The Death of Innovation?
The article ends in a polemic the “sky-is-falling” wail: “If Silicon Valley’s relative decline heralded the rise of a global web of thriving, rival tech hubs, that would be worth celebrating. Unfortunately, the Valley’s peak looks more like a warning that innovation everywhere is becoming harder.”
The reason, writes The Economist: unfavorable US immigration laws and small business tax policies, as well as a decline since 1962 in “America’s federal-government spending on R&D and investment in public education.” Yes, the statistics may be true, but they have almost nothing to do with innovation, California-style, which shows no signs of abating.

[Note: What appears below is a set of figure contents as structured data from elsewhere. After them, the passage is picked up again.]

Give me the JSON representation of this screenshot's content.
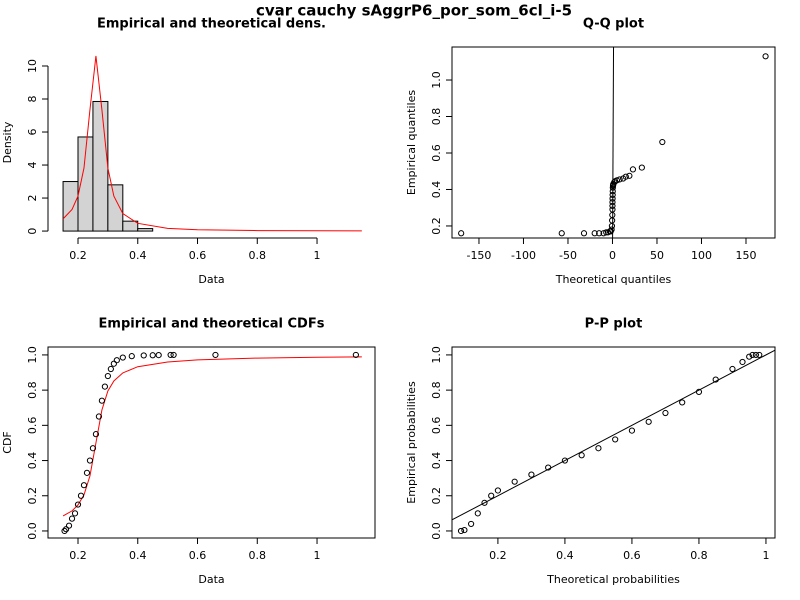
{
  "title": "cvar cauchy sAggrP6_por_som_6cl_i-5",
  "chart_data": [
    {
      "type": "histogram",
      "title": "Empirical and theoretical dens.",
      "xlabel": "Data",
      "ylabel": "Density",
      "bins": [
        0.15,
        0.2,
        0.25,
        0.3,
        0.35,
        0.4,
        0.45
      ],
      "values": [
        3.0,
        5.7,
        7.85,
        2.8,
        0.6,
        0.15
      ],
      "color": "#d3d3d3",
      "curve": {
        "x": [
          0.15,
          0.18,
          0.2,
          0.22,
          0.24,
          0.26,
          0.28,
          0.3,
          0.32,
          0.35,
          0.4,
          0.5,
          0.6,
          0.8,
          1.0,
          1.15
        ],
        "values": [
          0.74,
          1.31,
          2.12,
          3.82,
          7.35,
          10.61,
          7.35,
          3.82,
          2.12,
          1.06,
          0.47,
          0.16,
          0.08,
          0.03,
          0.02,
          0.01
        ],
        "color": "#ff0000"
      },
      "xlim": [
        0.0996,
        1.194
      ],
      "ylim": [
        -0.42,
        11.15
      ],
      "xticks": [
        0.2,
        0.4,
        0.6,
        0.8,
        1.0
      ],
      "yticks": [
        0,
        2,
        4,
        6,
        8,
        10
      ],
      "box": false
    },
    {
      "type": "scatter",
      "title": "Q-Q plot",
      "xlabel": "Theoretical quantiles",
      "ylabel": "Empirical quantiles",
      "x": [
        -170,
        -57,
        -32,
        -20,
        -15,
        -10,
        -7,
        -5,
        -3,
        -2,
        -1,
        -0.6,
        -0.4,
        -0.2,
        0,
        0,
        0,
        0.1,
        0.2,
        0.3,
        0.4,
        0.6,
        0.8,
        1,
        2,
        3,
        5,
        8,
        12,
        15,
        19,
        23,
        33,
        56,
        172
      ],
      "values": [
        0.16,
        0.16,
        0.16,
        0.16,
        0.16,
        0.16,
        0.165,
        0.165,
        0.17,
        0.17,
        0.18,
        0.2,
        0.23,
        0.26,
        0.29,
        0.31,
        0.33,
        0.35,
        0.37,
        0.39,
        0.41,
        0.42,
        0.425,
        0.43,
        0.44,
        0.445,
        0.45,
        0.455,
        0.46,
        0.47,
        0.475,
        0.51,
        0.52,
        0.66,
        1.13
      ],
      "color": "#000000",
      "diagonal": true,
      "xlim": [
        -180.3,
        182.6
      ],
      "ylim": [
        0.134,
        1.181
      ],
      "xticks": [
        -150,
        -100,
        -50,
        0,
        50,
        100,
        150
      ],
      "yticks": [
        0.2,
        0.4,
        0.6,
        0.8,
        1.0
      ],
      "box": true
    },
    {
      "type": "scatter",
      "title": "Empirical and theoretical CDFs",
      "xlabel": "Data",
      "ylabel": "CDF",
      "x": [
        0.155,
        0.16,
        0.17,
        0.18,
        0.19,
        0.2,
        0.21,
        0.22,
        0.23,
        0.24,
        0.25,
        0.26,
        0.27,
        0.28,
        0.29,
        0.3,
        0.31,
        0.32,
        0.33,
        0.35,
        0.38,
        0.42,
        0.45,
        0.47,
        0.51,
        0.52,
        0.66,
        1.13
      ],
      "values": [
        0,
        0.01,
        0.03,
        0.07,
        0.1,
        0.15,
        0.2,
        0.26,
        0.33,
        0.4,
        0.47,
        0.55,
        0.65,
        0.74,
        0.82,
        0.88,
        0.92,
        0.95,
        0.97,
        0.985,
        0.993,
        0.997,
        0.998,
        0.999,
        1,
        1,
        1,
        1
      ],
      "color": "#000000",
      "curve": {
        "x": [
          0.15,
          0.18,
          0.2,
          0.22,
          0.24,
          0.26,
          0.28,
          0.3,
          0.32,
          0.35,
          0.4,
          0.5,
          0.6,
          0.8,
          1.0,
          1.15
        ],
        "values": [
          0.085,
          0.114,
          0.148,
          0.205,
          0.313,
          0.5,
          0.687,
          0.795,
          0.852,
          0.898,
          0.933,
          0.96,
          0.972,
          0.982,
          0.987,
          0.989
        ],
        "color": "#ff0000"
      },
      "xlim": [
        0.0996,
        1.194
      ],
      "ylim": [
        -0.04,
        1.045
      ],
      "xticks": [
        0.2,
        0.4,
        0.6,
        0.8,
        1.0
      ],
      "yticks": [
        0.0,
        0.2,
        0.4,
        0.6,
        0.8,
        1.0
      ],
      "box": true
    },
    {
      "type": "scatter",
      "title": "P-P plot",
      "xlabel": "Theoretical probabilities",
      "ylabel": "Empirical probabilities",
      "x": [
        0.09,
        0.1,
        0.12,
        0.14,
        0.16,
        0.18,
        0.2,
        0.25,
        0.3,
        0.35,
        0.4,
        0.45,
        0.5,
        0.55,
        0.6,
        0.65,
        0.7,
        0.75,
        0.8,
        0.85,
        0.9,
        0.93,
        0.95,
        0.96,
        0.97,
        0.98
      ],
      "values": [
        0,
        0.005,
        0.04,
        0.1,
        0.16,
        0.2,
        0.23,
        0.28,
        0.32,
        0.36,
        0.4,
        0.43,
        0.47,
        0.52,
        0.57,
        0.62,
        0.67,
        0.73,
        0.79,
        0.86,
        0.92,
        0.96,
        0.99,
        1,
        1,
        1
      ],
      "color": "#000000",
      "diagonal": true,
      "xlim": [
        0.063,
        1.027
      ],
      "ylim": [
        -0.04,
        1.045
      ],
      "xticks": [
        0.2,
        0.4,
        0.6,
        0.8,
        1.0
      ],
      "yticks": [
        0.0,
        0.2,
        0.4,
        0.6,
        0.8,
        1.0
      ],
      "box": true
    }
  ]
}
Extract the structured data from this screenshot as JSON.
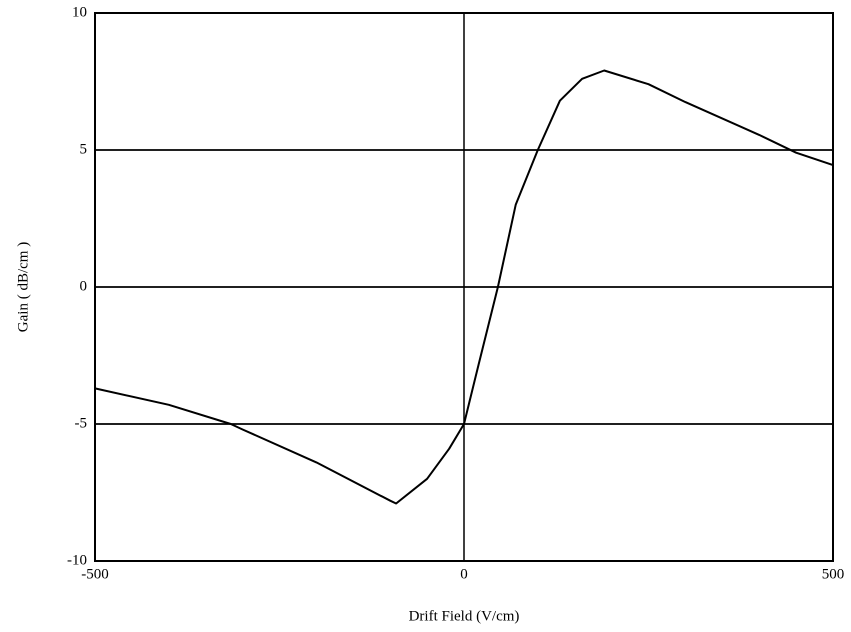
{
  "chart_data": {
    "type": "line",
    "x_label": "Drift Field (V/cm)",
    "y_label": "Gain ( dB/cm )",
    "xlim": [
      -500,
      500
    ],
    "xticks": [
      -500,
      0,
      500
    ],
    "ylim": [
      -10,
      10
    ],
    "yticks": [
      -10,
      -5,
      0,
      5,
      10
    ],
    "grid": true,
    "series": [
      {
        "color": "#000000",
        "x": [
          -500,
          -400,
          -316,
          -300,
          -200,
          -100,
          -92,
          -50,
          -20,
          0,
          20,
          46,
          70,
          100,
          130,
          160,
          190,
          250,
          300,
          400,
          450,
          500
        ],
        "values": [
          -3.7,
          -4.3,
          -5,
          -5.2,
          -6.4,
          -7.8,
          -7.9,
          -7.0,
          -5.9,
          -5,
          -2.8,
          0,
          3.0,
          5,
          6.8,
          7.6,
          7.9,
          7.4,
          6.75,
          5.55,
          4.9,
          4.45
        ]
      }
    ]
  }
}
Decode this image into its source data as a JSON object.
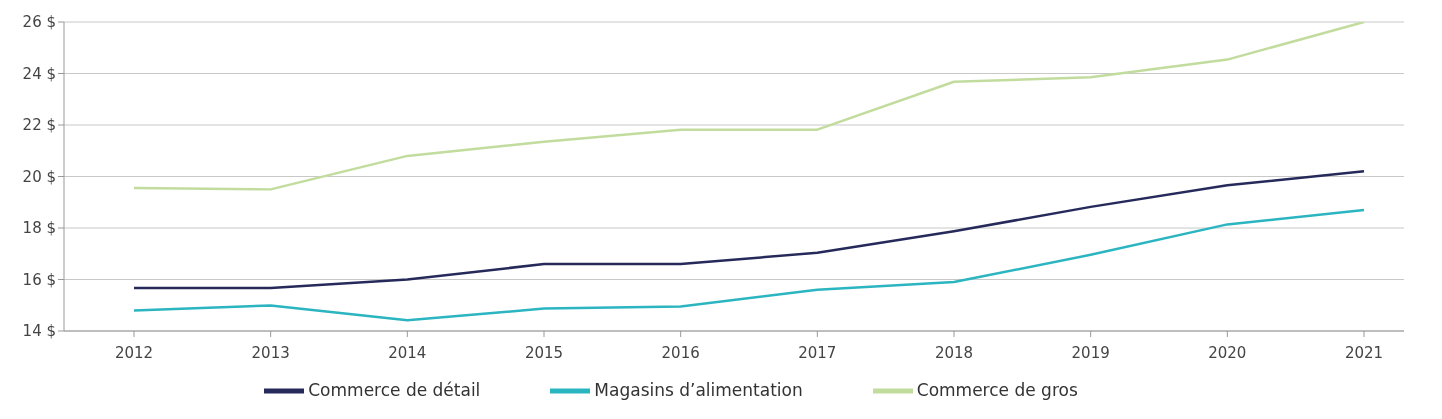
{
  "chart_data": {
    "type": "line",
    "categories": [
      "2012",
      "2013",
      "2014",
      "2015",
      "2016",
      "2017",
      "2018",
      "2019",
      "2020",
      "2021"
    ],
    "series": [
      {
        "name": "Commerce de détail",
        "color": "#262a5a",
        "values": [
          15.67,
          15.67,
          16.0,
          16.6,
          16.6,
          17.04,
          17.87,
          18.82,
          19.66,
          20.2
        ]
      },
      {
        "name": "Magasins d’alimentation",
        "color": "#2bb5c0",
        "values": [
          14.8,
          14.99,
          14.42,
          14.87,
          14.95,
          15.6,
          15.9,
          16.96,
          18.14,
          18.7
        ]
      },
      {
        "name": "Commerce de gros",
        "color": "#c2dc9e",
        "values": [
          19.55,
          19.5,
          20.8,
          21.35,
          21.82,
          21.82,
          23.68,
          23.85,
          24.54,
          26.0
        ]
      }
    ],
    "ylim": [
      14,
      26
    ],
    "yticks": [
      {
        "value": 14,
        "label": "14 $"
      },
      {
        "value": 16,
        "label": "16 $"
      },
      {
        "value": 18,
        "label": "18 $"
      },
      {
        "value": 20,
        "label": "20 $"
      },
      {
        "value": 22,
        "label": "22 $"
      },
      {
        "value": 24,
        "label": "24 $"
      },
      {
        "value": 26,
        "label": "26 $"
      }
    ],
    "grid": "y",
    "legend": "bottom",
    "marker": "none",
    "line_style": "solid"
  }
}
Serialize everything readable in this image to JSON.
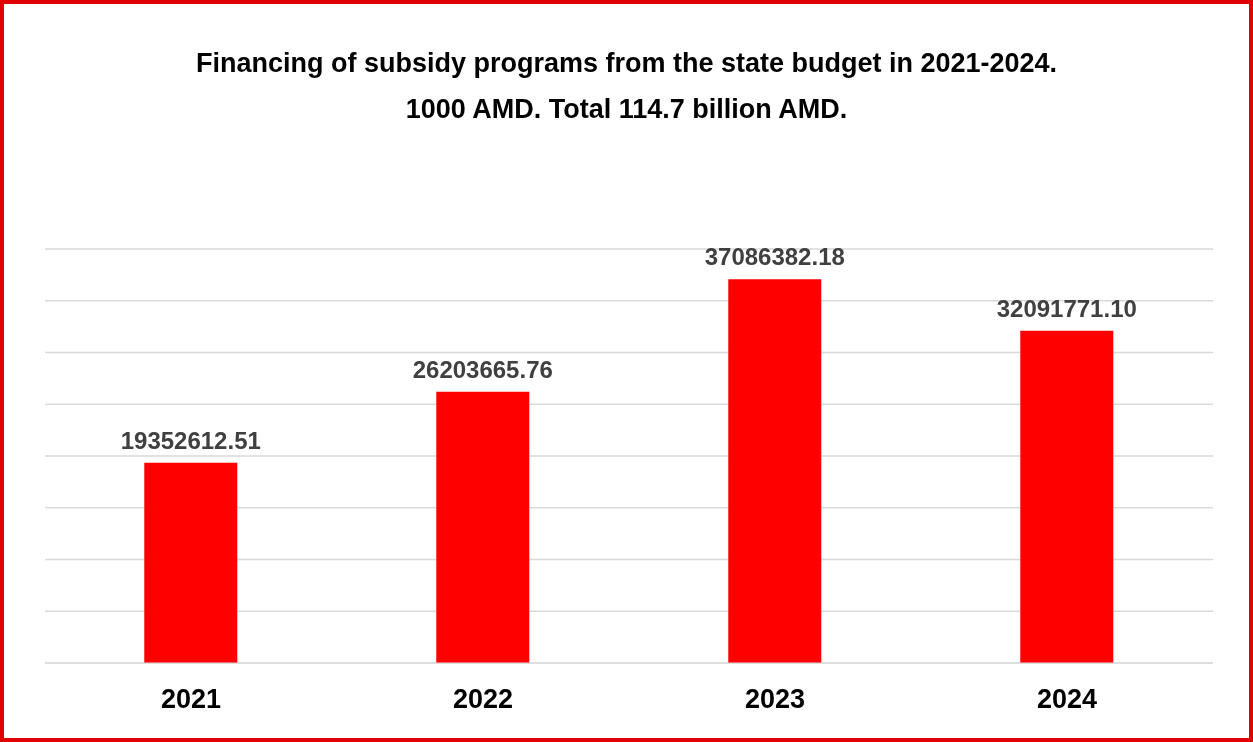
{
  "chart_data": {
    "type": "bar",
    "title": "Financing of subsidy programs from the state budget in 2021-2024.",
    "subtitle": "1000 AMD. Total 114.7 billion AMD.",
    "categories": [
      "2021",
      "2022",
      "2023",
      "2024"
    ],
    "values": [
      19352612.51,
      26203665.76,
      37086382.18,
      32091771.1
    ],
    "color": "#ff0000",
    "ylim": [
      0,
      40000000
    ],
    "yticks": [
      {
        "value": 0,
        "label": null
      },
      {
        "value": 5000000,
        "label": null
      },
      {
        "value": 10000000,
        "label": null
      },
      {
        "value": 15000000,
        "label": null
      },
      {
        "value": 20000000,
        "label": null
      },
      {
        "value": 25000000,
        "label": null
      },
      {
        "value": 30000000,
        "label": null
      },
      {
        "value": 35000000,
        "label": null
      },
      {
        "value": 40000000,
        "label": null
      }
    ],
    "value_labels": [
      "19352612.51",
      "26203665.76",
      "37086382.18",
      "32091771.10"
    ],
    "tick_labels": "x",
    "grid": "y",
    "legend": false
  }
}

We think of innovation here as not only tech startups, but also fresh business models to bust out new products and services. Thousands of visitors arrive every day from all over the world to absorb valuable business lessons from the SF ecosystem. They tour the tech giants and hot startups, attending events and networking, soaking up inspiration from the unparalleled culture of innovation here. Some set up offices, for the cachet of the local address. Does anyone really believe SF will soon be eclipsed by Miami or Austin or even Boston or New York?
Foreign and national companies continue to launch corporate accelerators and innovation centers in the Valley. We’re not just talking Y Combinator and Plug and Play, but independent corporate labs that incubate startups and offer pilot opportunities: Capgemini’s Applied Innovation Exchange; Walmart Labs; Target’s Open House Store, a showcase of consumer electronics; the Verizon Innovation Center, dedicated to smart city technologies; and Visa’s One Market Center, a fintech pilot hub.
The Economist’s fly-over fails to mention any of these, and also ignores the future, the fast-growing new SF hub, the massive Mission Bay neighborhood. Mission Bay recently welcomed biomedical companies Bayer and Celgene, among others. Growth in this area of the city has been rampant. The new Golden State Warriors stadium is nearing completion, a new light rail transportation line is going in that will connect this area of the city to SoMa and points downtown. Carlos Muela, the city’s food truck king, has just opened a second new food truck park to capture the hordes flocking to Mission Bay.
As for The Economist’s exultant revelation that Trump’s erstwhile tech advisor Peter Thiel is moving 350 miles south to LA, we say: not far enough! Because attrition is healthy, and downturns – if that’s where we’re headed – are proven springboards for innovation. When weak players are removed and the field is less crowded, money and ideas get smarter.